I hear the door to my room opening up with a creek. In a few seconds he was right next to me. I open my eyes slowly, like lifting a heavy rock. I don’t want to but I have to.
-Why haven’t you been answering my calls?!
-What day is it today?
-Saturday. Why haven’t you been answering my calls?! I think I called you about 10 times in the last 2 days.
-When did you get back?
-Just 10 minutes ago. Did you hear me?!
I didn’t want to answer him, but I had to. Like lifting a heavy rock you have to get out of the way.
-Sorry. I kept missing your calls and didn’t have any credit. I didn’t mean to worry you.
-I thought you fucked off or something happened.
I fake a smile. I’m pretty sure the effort that took killed a good part of me. Or at least felt like it did.
-Don’t worry. I’m not going anywhere until you kick me out.
-Good.
He paused a bit looking around the room and then he added:
-You need to clean this place up.
-I will. I knew that would make him happy so I was planning on doing it.
-Nicola told me you were acting pretty odd last night.
-Really?
-Yeah. You would say random stuff in the middle of the conversation or just burst out laughing.

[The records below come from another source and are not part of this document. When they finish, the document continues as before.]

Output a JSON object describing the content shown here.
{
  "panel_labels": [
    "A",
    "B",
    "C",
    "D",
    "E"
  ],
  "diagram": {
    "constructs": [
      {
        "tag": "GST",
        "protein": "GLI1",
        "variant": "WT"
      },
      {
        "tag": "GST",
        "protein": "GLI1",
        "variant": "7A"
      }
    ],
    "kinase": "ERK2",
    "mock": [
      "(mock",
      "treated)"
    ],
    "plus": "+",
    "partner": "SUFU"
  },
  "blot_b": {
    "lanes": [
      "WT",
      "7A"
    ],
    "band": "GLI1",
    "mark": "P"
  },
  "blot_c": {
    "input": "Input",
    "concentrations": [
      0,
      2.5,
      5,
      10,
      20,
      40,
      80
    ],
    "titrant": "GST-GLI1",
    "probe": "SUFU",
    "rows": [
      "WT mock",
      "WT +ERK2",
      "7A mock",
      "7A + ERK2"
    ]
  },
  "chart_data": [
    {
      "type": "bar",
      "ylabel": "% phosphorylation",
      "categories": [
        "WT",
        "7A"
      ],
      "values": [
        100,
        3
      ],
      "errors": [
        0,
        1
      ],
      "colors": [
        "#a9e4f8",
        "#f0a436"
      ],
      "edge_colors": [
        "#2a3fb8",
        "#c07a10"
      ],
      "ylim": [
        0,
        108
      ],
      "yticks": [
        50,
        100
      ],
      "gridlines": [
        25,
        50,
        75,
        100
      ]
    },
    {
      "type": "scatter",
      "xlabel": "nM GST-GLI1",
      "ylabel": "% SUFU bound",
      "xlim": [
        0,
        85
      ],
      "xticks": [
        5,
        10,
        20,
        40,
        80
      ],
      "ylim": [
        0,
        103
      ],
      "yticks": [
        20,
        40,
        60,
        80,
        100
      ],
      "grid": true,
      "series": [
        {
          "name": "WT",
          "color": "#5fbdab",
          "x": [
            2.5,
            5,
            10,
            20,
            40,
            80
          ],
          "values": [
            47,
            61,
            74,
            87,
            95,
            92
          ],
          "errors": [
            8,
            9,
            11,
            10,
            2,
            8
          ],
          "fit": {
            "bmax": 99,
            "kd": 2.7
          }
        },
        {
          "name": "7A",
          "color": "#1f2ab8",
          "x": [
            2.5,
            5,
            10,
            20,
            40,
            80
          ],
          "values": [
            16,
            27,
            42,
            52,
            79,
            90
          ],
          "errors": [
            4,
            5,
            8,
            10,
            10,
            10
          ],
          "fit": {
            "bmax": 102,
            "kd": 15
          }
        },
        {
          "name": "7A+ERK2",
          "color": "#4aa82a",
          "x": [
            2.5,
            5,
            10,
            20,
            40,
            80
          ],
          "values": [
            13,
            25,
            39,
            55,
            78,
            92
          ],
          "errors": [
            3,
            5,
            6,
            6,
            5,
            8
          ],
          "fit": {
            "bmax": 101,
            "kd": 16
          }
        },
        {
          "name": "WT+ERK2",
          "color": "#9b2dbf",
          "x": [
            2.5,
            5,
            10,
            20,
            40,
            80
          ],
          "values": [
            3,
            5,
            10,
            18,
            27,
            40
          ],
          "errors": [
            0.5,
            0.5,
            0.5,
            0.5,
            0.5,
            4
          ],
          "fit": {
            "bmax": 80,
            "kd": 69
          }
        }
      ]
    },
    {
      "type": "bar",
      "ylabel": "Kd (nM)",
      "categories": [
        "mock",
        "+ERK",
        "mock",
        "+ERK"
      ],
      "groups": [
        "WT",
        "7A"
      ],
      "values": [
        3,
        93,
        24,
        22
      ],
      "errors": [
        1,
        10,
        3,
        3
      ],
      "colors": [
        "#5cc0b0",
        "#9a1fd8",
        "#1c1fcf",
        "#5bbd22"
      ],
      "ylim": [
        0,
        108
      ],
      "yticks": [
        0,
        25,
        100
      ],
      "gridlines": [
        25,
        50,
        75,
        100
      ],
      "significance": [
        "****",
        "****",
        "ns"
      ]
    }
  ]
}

-Oh. I was just joking around.
I wanted to add that everything is pretty funny when you’re sedated but I decided to keep that to myself and instead I added
-Plus you know her. She’s pretty odd.
-Yeah. We’ll I’m off to work in about an hour. Now that you’re awake anyway…you want to have coffee with me?!
I wish I wasn’t awake, but I was. I was I was still sedated but I wasn’t. I wish he wouldn’t know me so well.

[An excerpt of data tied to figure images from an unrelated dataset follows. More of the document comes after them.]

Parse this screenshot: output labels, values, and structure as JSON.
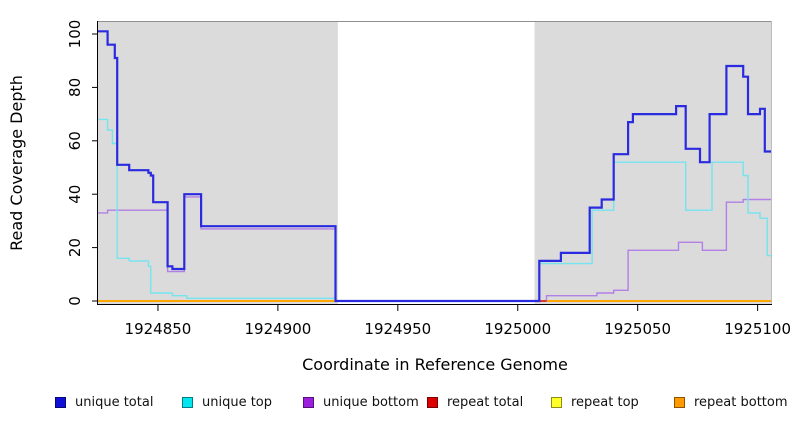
{
  "chart_data": {
    "type": "line",
    "step": true,
    "title": "",
    "xlabel": "Coordinate in Reference Genome",
    "ylabel": "Read Coverage Depth",
    "xlim": [
      1924825,
      1925106
    ],
    "ylim": [
      0,
      105
    ],
    "x_ticks": [
      1924850,
      1924900,
      1924950,
      1925000,
      1925050,
      1925100
    ],
    "y_ticks": [
      0,
      20,
      40,
      60,
      80,
      100
    ],
    "grid": false,
    "legend_position": "bottom",
    "shaded_regions": [
      {
        "x0": 1924825,
        "x1": 1924925,
        "color": "#DBDBDB"
      },
      {
        "x0": 1925007,
        "x1": 1925106,
        "color": "#DBDBDB"
      }
    ],
    "series": [
      {
        "id": "repeat-top",
        "name": "repeat top",
        "color": "#FFFF00",
        "width": 1.5,
        "points": [
          [
            1924825,
            0
          ],
          [
            1925106,
            0
          ]
        ]
      },
      {
        "id": "repeat-bottom",
        "name": "repeat bottom",
        "color": "#FFA500",
        "width": 2,
        "points": [
          [
            1924825,
            0
          ],
          [
            1925106,
            0
          ]
        ]
      },
      {
        "id": "unique-bottom",
        "name": "unique bottom",
        "color": "#B27FE6",
        "width": 1.4,
        "points": [
          [
            1924825,
            33
          ],
          [
            1924829,
            34
          ],
          [
            1924854,
            11
          ],
          [
            1924861,
            39
          ],
          [
            1924868,
            27
          ],
          [
            1924924,
            0
          ],
          [
            1925012,
            2
          ],
          [
            1925033,
            3
          ],
          [
            1925040,
            4
          ],
          [
            1925046,
            19
          ],
          [
            1925067,
            22
          ],
          [
            1925077,
            19
          ],
          [
            1925087,
            37
          ],
          [
            1925094,
            38
          ]
        ]
      },
      {
        "id": "repeat-total",
        "name": "repeat total",
        "color": "#DF2020",
        "width": 1.6,
        "points": [
          [
            1925007,
            0
          ],
          [
            1925012,
            0
          ]
        ],
        "end": 1925012
      },
      {
        "id": "unique-top",
        "name": "unique top",
        "color": "#74E4EF",
        "width": 1.4,
        "points": [
          [
            1924825,
            68
          ],
          [
            1924829,
            64
          ],
          [
            1924831,
            59
          ],
          [
            1924833,
            16
          ],
          [
            1924838,
            15
          ],
          [
            1924846,
            13
          ],
          [
            1924847,
            3
          ],
          [
            1924856,
            2
          ],
          [
            1924862,
            1
          ],
          [
            1924924,
            0
          ],
          [
            1925009,
            14
          ],
          [
            1925031,
            34
          ],
          [
            1925040,
            52
          ],
          [
            1925070,
            34
          ],
          [
            1925081,
            52
          ],
          [
            1925094,
            47
          ],
          [
            1925096,
            33
          ],
          [
            1925101,
            31
          ],
          [
            1925104,
            17
          ]
        ]
      },
      {
        "id": "unique-total",
        "name": "unique total",
        "color": "#2A2ADF",
        "width": 2.2,
        "points": [
          [
            1924825,
            101
          ],
          [
            1924829,
            96
          ],
          [
            1924832,
            91
          ],
          [
            1924833,
            51
          ],
          [
            1924838,
            49
          ],
          [
            1924846,
            48
          ],
          [
            1924847,
            47
          ],
          [
            1924848,
            37
          ],
          [
            1924854,
            13
          ],
          [
            1924856,
            12
          ],
          [
            1924861,
            40
          ],
          [
            1924868,
            28
          ],
          [
            1924924,
            0
          ],
          [
            1925009,
            15
          ],
          [
            1925018,
            18
          ],
          [
            1925030,
            35
          ],
          [
            1925035,
            38
          ],
          [
            1925040,
            55
          ],
          [
            1925046,
            67
          ],
          [
            1925048,
            70
          ],
          [
            1925066,
            73
          ],
          [
            1925070,
            57
          ],
          [
            1925076,
            52
          ],
          [
            1925080,
            70
          ],
          [
            1925087,
            88
          ],
          [
            1925094,
            84
          ],
          [
            1925096,
            70
          ],
          [
            1925101,
            72
          ],
          [
            1925103,
            56
          ]
        ]
      }
    ],
    "legend": [
      {
        "id": "unique-total",
        "label": "unique total",
        "swatch": "#0F0FD6"
      },
      {
        "id": "unique-top",
        "label": "unique top",
        "swatch": "#00E5EE"
      },
      {
        "id": "unique-bottom",
        "label": "unique bottom",
        "swatch": "#9B1FDD"
      },
      {
        "id": "repeat-total",
        "label": "repeat total",
        "swatch": "#DD0000"
      },
      {
        "id": "repeat-top",
        "label": "repeat top",
        "swatch": "#FFFF2A"
      },
      {
        "id": "repeat-bottom",
        "label": "repeat bottom",
        "swatch": "#FF9900"
      }
    ]
  }
}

-Yeah. Coffee sounds great. I’ll be down in a bit.
He smiled, got up and walked towards the door. Just before he went out he turned back to the bed and asked:
-Did anything happen while I was away?
I held back all the memories that wanted to burst out and overlap reality sticking them  back into the darkness of my mind. I held back my tears and paused for a bit before answering him.

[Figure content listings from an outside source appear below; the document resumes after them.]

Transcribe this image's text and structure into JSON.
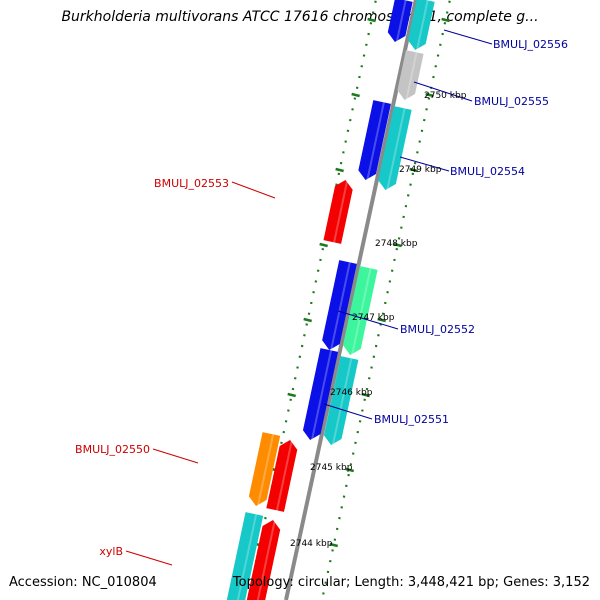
{
  "title": "Burkholderia multivorans ATCC 17616 chromosome 1, complete g...",
  "accession": "Accession: NC_010804",
  "topology": "Topology: circular; Length: 3,448,421 bp; Genes: 3,152",
  "colors": {
    "backbone": "#8a8a8a",
    "tick": "#1e7a1e",
    "label_forward": "#cc0000",
    "label_reverse": "#00009c",
    "blue": "#0a10e6",
    "cyan": "#16c8c8",
    "red": "#f40000",
    "orange": "#ff8c00",
    "gray": "#c4c4c4",
    "green": "#3cf59c"
  },
  "scale_labels": [
    "2750 kbp",
    "2749 kbp",
    "2748 kbp",
    "2747 kbp",
    "2746 kbp",
    "2745 kbp",
    "2744 kbp"
  ],
  "gene_labels": [
    {
      "id": "g1",
      "text": "BMULJ_02556",
      "strand": "reverse"
    },
    {
      "id": "g2",
      "text": "BMULJ_02555",
      "strand": "reverse"
    },
    {
      "id": "g3",
      "text": "BMULJ_02554",
      "strand": "reverse"
    },
    {
      "id": "g4",
      "text": "BMULJ_02553",
      "strand": "forward"
    },
    {
      "id": "g5",
      "text": "BMULJ_02552",
      "strand": "reverse"
    },
    {
      "id": "g6",
      "text": "BMULJ_02551",
      "strand": "reverse"
    },
    {
      "id": "g7",
      "text": "BMULJ_02550",
      "strand": "forward"
    },
    {
      "id": "g8",
      "text": "xylB",
      "strand": "forward"
    }
  ]
}
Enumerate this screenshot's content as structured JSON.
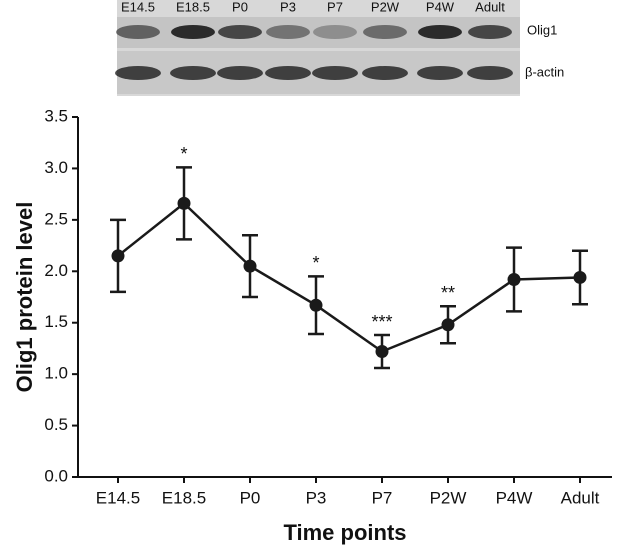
{
  "chart_data": {
    "type": "line",
    "x_label": "Time points",
    "y_label": "Olig1 protein level",
    "categories": [
      "E14.5",
      "E18.5",
      "P0",
      "P3",
      "P7",
      "P2W",
      "P4W",
      "Adult"
    ],
    "series": [
      {
        "name": "Olig1",
        "color": "#1a1a1a",
        "values": [
          2.15,
          2.66,
          2.05,
          1.67,
          1.22,
          1.48,
          1.92,
          1.94
        ],
        "errors": [
          0.35,
          0.35,
          0.3,
          0.28,
          0.16,
          0.18,
          0.31,
          0.26
        ]
      }
    ],
    "significance": [
      null,
      "*",
      null,
      "*",
      "***",
      "**",
      null,
      null
    ],
    "ylim": [
      0,
      3.5
    ],
    "yticks": [
      {
        "value": 0,
        "label": "0.0"
      },
      0.5,
      {
        "value": 1,
        "label": "1.0"
      },
      1.5,
      {
        "value": 2,
        "label": "2.0"
      },
      2.5,
      {
        "value": 3,
        "label": "3.0"
      },
      3.5
    ],
    "blot": {
      "lanes": [
        "E14.5",
        "E18.5",
        "P0",
        "P3",
        "P7",
        "P2W",
        "P4W",
        "Adult"
      ],
      "bands": [
        "Olig1",
        "β-actin"
      ]
    }
  }
}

-No. Life went on as usual.
-Good!
He smiles again and walks out. Left alone, awake, sober I hold back the tears and try to ignore the complete loneliness that covered me. I’m pretty sure the effort that took killed a part of me. It didn’t just feel like it.


-So what did you do in the past few days?
Fresh coffee was waiting for me as I walked into the living room and so was that question.
-You're the one that went home to have fun. I should be asking you!
-It was alright yeah. Went out with friends....
-Nice quality time with the family?
-Yeah.
-Standard good times?
-Pretty much.
-I missed you, you know?! And a part of me wished I was lieing, but I wasn't.
-Awww. Romania! Well I'm back now.
-Treating me like I'm retarded again.
-Well you're not exactly an English oral are you?!
-No. I'm an Eastern European Oral!

After he left I went down to the sea and attended my brother's funeral.